You now have one minute to handover the patient in this scenario to your registrar/consultant as if you were at the Acute Medical Handover

A

NSTEMI
S – This is a 61 year old man who has presented with acute chest pain, with an ECG demonstrating widespread ST depression, consistent with an NSTEMI.

B – He has risk factors for ischaemic heart disease including type 2 diabetes, hypertension and raised cholesterol.

A – Following assessment I have started initial management with morphine, aspirin, high flow oxygen, beta blockers and an ACE inhibitor.

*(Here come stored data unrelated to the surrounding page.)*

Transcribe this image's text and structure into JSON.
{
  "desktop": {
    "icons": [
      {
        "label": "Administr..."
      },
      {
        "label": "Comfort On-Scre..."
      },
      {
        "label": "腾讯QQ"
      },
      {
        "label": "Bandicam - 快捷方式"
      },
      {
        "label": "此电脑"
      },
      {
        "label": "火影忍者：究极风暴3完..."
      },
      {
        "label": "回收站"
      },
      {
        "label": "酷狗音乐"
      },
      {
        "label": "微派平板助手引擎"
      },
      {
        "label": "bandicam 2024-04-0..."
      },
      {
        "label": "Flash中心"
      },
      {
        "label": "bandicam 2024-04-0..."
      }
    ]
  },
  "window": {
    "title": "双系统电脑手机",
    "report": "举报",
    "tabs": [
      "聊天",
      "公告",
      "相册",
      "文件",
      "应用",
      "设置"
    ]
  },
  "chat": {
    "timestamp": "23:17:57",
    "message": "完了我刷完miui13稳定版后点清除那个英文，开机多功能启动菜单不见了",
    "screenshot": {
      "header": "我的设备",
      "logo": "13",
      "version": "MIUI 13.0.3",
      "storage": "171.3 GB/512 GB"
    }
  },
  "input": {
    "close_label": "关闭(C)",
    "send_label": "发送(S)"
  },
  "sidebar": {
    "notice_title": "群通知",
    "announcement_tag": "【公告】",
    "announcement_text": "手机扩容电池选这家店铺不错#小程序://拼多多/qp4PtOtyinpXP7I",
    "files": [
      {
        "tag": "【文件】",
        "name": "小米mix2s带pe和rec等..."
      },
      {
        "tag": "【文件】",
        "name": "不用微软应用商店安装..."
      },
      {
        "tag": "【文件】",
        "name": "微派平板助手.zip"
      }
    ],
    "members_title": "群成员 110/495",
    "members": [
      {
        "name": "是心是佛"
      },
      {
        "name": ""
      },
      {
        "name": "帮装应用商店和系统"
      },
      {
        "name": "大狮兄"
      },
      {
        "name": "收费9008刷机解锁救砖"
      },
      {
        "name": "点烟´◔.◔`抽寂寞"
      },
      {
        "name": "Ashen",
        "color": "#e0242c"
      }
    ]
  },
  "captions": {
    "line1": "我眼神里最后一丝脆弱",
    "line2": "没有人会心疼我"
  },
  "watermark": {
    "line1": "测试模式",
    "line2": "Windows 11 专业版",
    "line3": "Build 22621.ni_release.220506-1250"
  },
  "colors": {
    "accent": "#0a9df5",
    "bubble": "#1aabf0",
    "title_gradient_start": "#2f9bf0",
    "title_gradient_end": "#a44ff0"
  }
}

R – I would recommend that this patient is urgently discussed with the Cardiology team, as further interventional management is likely to be required, given he has other co-morbidities and is therefore considered high risk.

STEMI
S – This is a 61 year old man who has presented with acute chest pain, with an ECG demonstrating widespread ST elevation, consistent with an acute STEMI.

B – He has risk factors for ischaemic heart disease including type 2 diabetes, hypertension and raised cholesterol.

A – He was hypoxic on assessment, with ongoing chest pain, but is otherwise haemodynamically stable. I have started initial management with aspirin, nitrates, morphine, and high flow oxygen.

R – This patient requires urgent discussion with cardiology for consideration of primary PCI. If he is not eligible, then medical management should be completed, with further antiplatelets, anticoagulation, and ACE-inhibitors, beta-blockers and statins for secondary prevention.